AGSI general secretary Antoinette Cunningham says the Garda “must reposition itself in the jobs market as an attractive” employer. For those who joined after 2013, when pension rules were changed, the pension on offer now “would not sustain anyone to have a decent standard of living” in retirement.

She also spoke of an “over-regulated force with an over-zealous approach to discipline” as well as “unsustainable administrative burdens”, saying these issues were triggering early retirements.

Maureen Lynch, managing director at Hays Ireland recruitment agency, said the Garda, like all employers, was trying to recruit and retain staff in an extremely competitive jobs market. About 90 per cent of employers had vacancies and more than 80 per cent were “looking for talent this year” in an already full-employment economy.

“And that means choice out there for individuals who are looking for opportunities,” she said.

Lynch pointed out that young workers – those aged from 18 years into their late 20s – were now seeking benefits from their careers that previous generations simply did not prioritise as much.

“Pension might not be a priority at that mid-20s age,” Lynch said. “For the most part . . . purpose and flexibility comes across quite strongly now.”

Workers were no longer as “aligned” to the same career as they once were and most of today’s young workers would switch both jobs and career several times and see that as a “freedom”, she said.

While she doesn’t say it, those top priorities for today’s young workers in Ireland do not align with entering the Garda College – mostly in their 20s – and pursuing a full career in policing into their 50s and 60s.

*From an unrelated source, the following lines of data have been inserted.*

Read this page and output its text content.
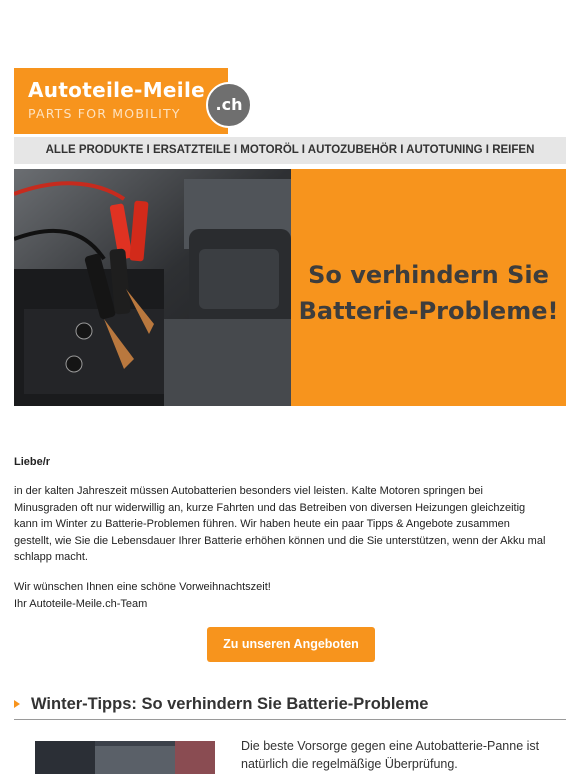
Autoteile-Meile
PARTS FOR MOBILITY	.ch
ALLE PRODUKTE I ERSATZTEILE I MOTORÖL I AUTOZUBEHÖR I AUTOTUNING I REIFEN
So verhindern Sie
Batterie-Probleme!
Liebe/r

in der kalten Jahreszeit müssen Autobatterien besonders viel leisten. Kalte Motoren springen bei Minusgraden oft nur widerwillig an, kurze Fahrten und das Betreiben von diversen Heizungen gleichzeitig kann im Winter zu Batterie-Problemen führen. Wir haben heute ein paar Tipps & Angebote zusammen gestellt, wie Sie die Lebensdauer Ihrer Batterie erhöhen können und die Sie unterstützen, wenn der Akku mal schlapp macht.

Wir wünschen Ihnen eine schöne Vorweihnachtszeit!

Ihr Autoteile-Meile.ch-Team

Zu unseren Angeboten
Winter-Tipps: So verhindern Sie Batterie-Probleme

Die beste Vorsorge gegen eine Autobatterie-Panne ist natürlich die regelmäßige Überprüfung.
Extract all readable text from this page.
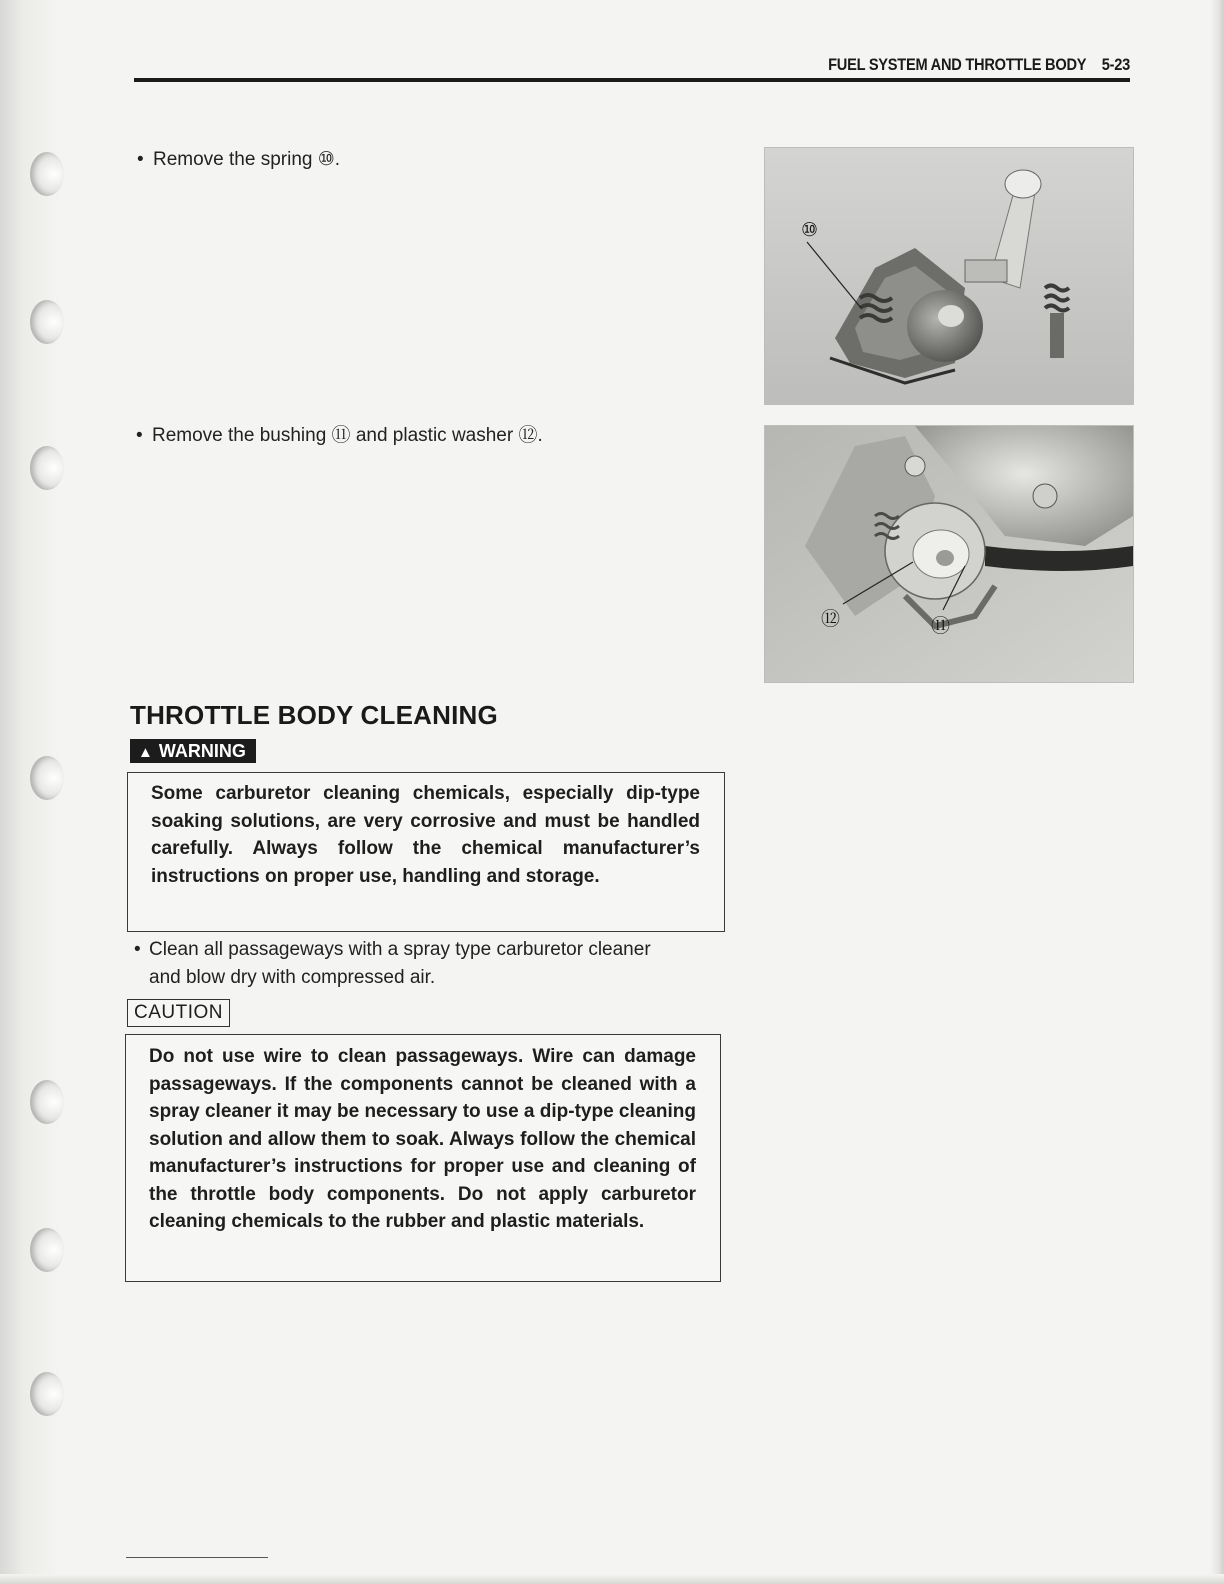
FUEL SYSTEM AND THROTTLE BODY 5-23
• Remove the spring ⑩.
• Remove the bushing ⑪ and plastic washer ⑫.
⑩
⑫	⑪
THROTTLE BODY CLEANING
▲ WARNING
Some carburetor cleaning chemicals, especially dip-type soaking solutions, are very corrosive and must be handled carefully. Always follow the chemical manufacturer’s instructions on proper use, handling and storage.
• Clean all passageways with a spray type carburetor cleaner
and blow dry with compressed air.
CAUTION
Do not use wire to clean passageways. Wire can damage passageways. If the components cannot be cleaned with a spray cleaner it may be necessary to use a dip-type cleaning solution and allow them to soak. Always follow the chemical manufacturer’s instructions for proper use and cleaning of the throttle body components. Do not apply carburetor cleaning chemicals to the rubber and plastic materials.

Adrian McGennis, executive chairman of Sigmar Recruitment group, said the level of resignations from the Garda was evidence of “more attrition” across the jobs market, fuelled by more jobs and more choice.

Many Garda recruits now have third-level qualifications as they enter the force, meaning they have a “plan B” if policing is not for them. Against that backdrop, McGennis said he is perhaps not surprised some are joining the Garda and then deciding to move on after a period of years.

“I don’t think somebody would say: ‘I’m going to go into the guards because I’ve a third-level degree and I’m going to leave after a year’,” he said.

He said that looking at the lifestyle and work of a garda, there were “probably easier options out there – indeed there’s never been more”.

“In the financial services firms, for example, the staff are nearly dictating how many days they want to work from home,” he said. “And you obviously hear the cliches about the food in the canteens and the flexibility and even free bars – all these types of things,” said McGennis.

“So while people are getting reasonably well paid in the guards compared to other roles, if you have a bad day at the office and you’re talking to your friend in the pub . . . They’re talking about knocking off at 3.30 on a Friday and getting drinks and maybe sitting in a cushy office or being allowed work from home two to three days a week . . . They’re saying they hit record sales this year so they’re getting a bonus. Or they have €50,000 in shares they can cash out over three years.”

He believed a Garda member hearing about those perks, especially from a friend they went to college with, who had the same qualifications as, would naturally begin to question if they had done the right thing opting for a career in policing.

McGennis said he believed the comparisons between the careers “would get to you”, adding that the jobs market was changing – remuneration, perks and flexibility enhancing – much faster than organisations like the Garda could change.

So has Irish society become, perhaps, too posh or too soft for very challenging careers such as policing?

“Oh definitely,” McGennis said. “You can see it in the [staff shortages] in frontline services or even in the retail industry or bar industry. And then you also have the sheer amount of people going to third level, which is in a way a good complaint.

“But it’s obviously a byproduct of an increasingly very, very successful employment landscape over the last 15 to 20 years. I’m sure some people in the past went into the guards because they didn’t have many choices. But now there are loads of choices.”